第32話―夜に消え行く漆黒
「陽天剣極致、焉裏其の壱――“烈天轟刃”ッッ!!!」
「ほう。“裏”に目醒めているのか。それなりに楽しめそうだ」
姉さんの跳躍からの渾身の斬り下ろしを、黒い細剣を軽く上に掲げて受ける。それだけで、姉さんの一撃が止められる。
「何っ……!?」
「ふむ。威力は申し分無し。だが――」
「うおっ……!」
真上からの斬り下ろしからの鍔迫り合いだった為か、簡単にいなされ、そのまま転ぶまいとたたらを踏む姉さん。そこに、ヴァルヘイトからの追撃が迫る。
「――まだまだ青いな」
「かっ……!?」
体勢を崩し、脇腹がガラ空きになっている姉さんに、左脚の後ろ回し蹴りを入れる。受け切れず、姉さんは吹っ飛ばされるが、受け身を取って改めて体勢を立て直す。
「ふぅっ……。効くなぁ。まさか“裏”を止められるとは思ってなかったよ」
「言ったであろう。まだまだ青いと。その戦闘センスは中々のもの。だが、まだまだ経験値が圧倒的に足らぬ。〝魔女の一族〟も……いや、魔族もついに平和ボケしたか。海千山千の強者共ばかりだったというに、所詮はこの程度よ」
言いながら、奴は右手を姉さんに向ける。
「〚黒蝕縛鎖〛」
「ッ!?」
黒い鎖が恐ろしい速さで手から伸び、姉さんを拘束する。
「姉さん!〚劫炎獄熱波〛ッ!!」
動けない姉さんを庇い、僕は間に入る。一度に生み出した数十の獄陽は、しかし簡単に止められる。

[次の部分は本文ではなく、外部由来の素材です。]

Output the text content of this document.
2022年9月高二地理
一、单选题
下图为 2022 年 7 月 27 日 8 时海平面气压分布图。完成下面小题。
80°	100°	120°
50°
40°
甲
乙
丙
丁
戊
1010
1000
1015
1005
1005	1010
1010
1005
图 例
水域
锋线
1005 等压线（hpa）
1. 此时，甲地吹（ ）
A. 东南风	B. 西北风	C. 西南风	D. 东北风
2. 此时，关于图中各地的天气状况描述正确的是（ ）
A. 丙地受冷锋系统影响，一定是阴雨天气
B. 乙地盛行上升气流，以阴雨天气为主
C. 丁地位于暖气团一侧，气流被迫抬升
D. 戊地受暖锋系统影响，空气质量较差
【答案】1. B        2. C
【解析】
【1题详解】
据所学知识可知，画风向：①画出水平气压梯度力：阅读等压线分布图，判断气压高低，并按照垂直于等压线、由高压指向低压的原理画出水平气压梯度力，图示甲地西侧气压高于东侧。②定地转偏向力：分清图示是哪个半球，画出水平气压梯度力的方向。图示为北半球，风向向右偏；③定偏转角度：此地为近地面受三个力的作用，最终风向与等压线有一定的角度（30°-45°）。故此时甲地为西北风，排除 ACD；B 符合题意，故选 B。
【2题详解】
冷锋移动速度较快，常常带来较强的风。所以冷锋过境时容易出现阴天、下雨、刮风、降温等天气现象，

「ふむ。先ほどの発言は謝罪しよう。まだまだ骨のありそうな者がいる」
「セアッ!!」
奴の言葉には耳を傾けず、左からの中段斬りを放つ。が、やはり簡単に止められる。
「力、速さ、重心。どこを取っても文句無し。なるほど面白い。なれば、余ももう少し真剣に相手をしてやろう」
「クッ……!ハァッ!!」
鍔迫り合いの状態から弾き返され、距離が開く。気にせず突っ込み、右下からの逆袈裟。完璧にタイミングを合わされ叩き落とされる。諦めず、僕は次々と攻撃を仕掛け続ける。中段。斬り下ろし。左袈裟。回転からの突き。その悉くを弾かれる。だが、奴にはまだ余裕があるようだ。
「やはり面白い。だが、汝もまだ若い」
「クッ……!?」
言いながら、今度は奴が攻撃に出る。重い。細剣での一撃だとは思えない。連続の刺突や斬り払いといった、細剣にしか出来ない動きが次々と繰り出される。慣れない武器との対峙に、僕は防戦一方になる。
「どうした?まだまだこれからだろう?」
「ッ……!影淵剣、極致其の陸、“黒渦冥葬”ッ!!」
「……ほう?」
漆黒の渦を纏った剣を、ヴァルヘイト――の剣を目がけて振るう。すると、その渦が奴の剣にも纏わりつき、固定する。
「夜は深まり、月は昇りて、火影集いし蜃気楼……!影淵剣、極致奥義ッ!!」
氷の世界に、夜が訪れる。
「“深更・月詠ノ不知火”ッ!!!」
そして漂い始めたのは、無数の火影。それらは姉さんを縛る鎖やヴァルヘイトに纏わりつく。
ヴァルヘイトの剣を拘束していた僕の魔剣を引き抜き、振り払うと、それらの一切はまるで蜃気楼のように、揺らめき、煌めいて消える。纏わりついたモノと共に。
だが――
「惜しいな。“奥義”を会得しているとは上々だ。なればこそ――」
「ッ!?」
「――惜しいものよ」
「……かっ……は………っ」
極細の剣身が、僕の胸から生えていた。
――いつ、後ろに?たしかに消えたはず……。なのに、なぜ生きている?
剣を引き抜かれ、倒れながら考える。解らない。何も、解らなかった。
「「「ヴァイ!」」」
「ヴァイ殿!」
「チッ、テメェ!!このクソブラッキーが!!来い、エクスキャリヴァルド!!」
シュタリウス王が黄金の神剣を召喚し、ヴァルヘイトへ突っ込む。
「神剣は流石にマズいな。一先ず退散させてもらおう。なに、いずれまた、相見えることもあろう。その時を楽しみにしている。では、さらばだ」
そう言って、奴は夜闇に紛れて消えていった……。